実業家の堀江貴文氏(45)が主宰者となり、座学を目的とせず“行動”を目的とする新しい高校『ゼロ高等学校』を10月1日に開校する。26日、都内で行われたメディア記者発表会に出席した堀江氏は「行動力」の重要性を訴えかけた。
by 堀江貴文氏が「行動」を目的とする高校を開校へ 一期生の才能に期待 – ライブドアニュース
なるほど。これまでの教育を批判だけではなく、自ら学校を開設するんか
会見の様子がこちらです。
現役教師としてこの本に対して思うこと
僕は堀江さんの考え方には概ね賛成しています。
進路指導をする際も、
将来は歌手になりたい?今なろうよ。Youtubeやニコニコ動画に歌をアップしよう。
とアドバイスすることもあります。
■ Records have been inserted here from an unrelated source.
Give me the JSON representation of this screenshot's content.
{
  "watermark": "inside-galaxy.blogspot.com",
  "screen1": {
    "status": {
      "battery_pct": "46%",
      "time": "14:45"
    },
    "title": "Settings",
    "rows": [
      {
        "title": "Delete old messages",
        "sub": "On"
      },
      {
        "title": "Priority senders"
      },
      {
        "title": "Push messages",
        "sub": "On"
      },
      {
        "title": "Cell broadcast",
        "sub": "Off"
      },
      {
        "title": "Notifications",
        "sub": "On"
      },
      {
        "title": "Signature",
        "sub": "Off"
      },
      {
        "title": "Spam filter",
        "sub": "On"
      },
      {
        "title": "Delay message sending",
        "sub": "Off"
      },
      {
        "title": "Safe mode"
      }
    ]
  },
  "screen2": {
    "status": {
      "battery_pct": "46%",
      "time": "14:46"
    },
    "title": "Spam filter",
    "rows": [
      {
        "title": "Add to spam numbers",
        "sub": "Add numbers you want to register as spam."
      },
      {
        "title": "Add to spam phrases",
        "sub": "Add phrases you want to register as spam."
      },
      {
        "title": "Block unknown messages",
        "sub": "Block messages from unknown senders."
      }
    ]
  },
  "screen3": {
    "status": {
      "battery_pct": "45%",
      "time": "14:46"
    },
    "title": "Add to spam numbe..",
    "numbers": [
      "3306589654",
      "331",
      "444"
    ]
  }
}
しかし、逆に子ども達が「えーでも収入が安定しないと」みたいなことを言うこともあります。
最近は自分の夢を持たない子どもや、自分の夢を思いついても「現実的には無理だよな」と諦めてしまったりする子どもを見かけます。保護者による強い反対意見もあれば将来を諦める理由には十分です。
僕自身、親からは教師になることを反対され、大企業に入れと諭されてきました。勉強しなさいと言われたら何が何でも勉強したくなくなる性格なので、小言に対してはすごくイライラしました。バブル期を過ごしてきた人にとっては、企業に労働者として雇われ、定年退職するまで働き続けることが正義で、当たり前のことなのでしょう。親の言うことを聞き、大人が想定しないような考え方を「その考え方は変だ」という言葉で片付ける。それって何か違うよなぁなんて考える子どもが、これから増えてくると、個人的に予想しています。
ただ、2020年より始まる新学習指導要領によって、教え方、考え方も変わった教育を日本はやっていきます。プログラミング教育も小学校から始まります。センター試験も変わります。
そんな時代だからこそ教師の資質も問われているのだなと理解しつつ、これからも教壇に立ちます。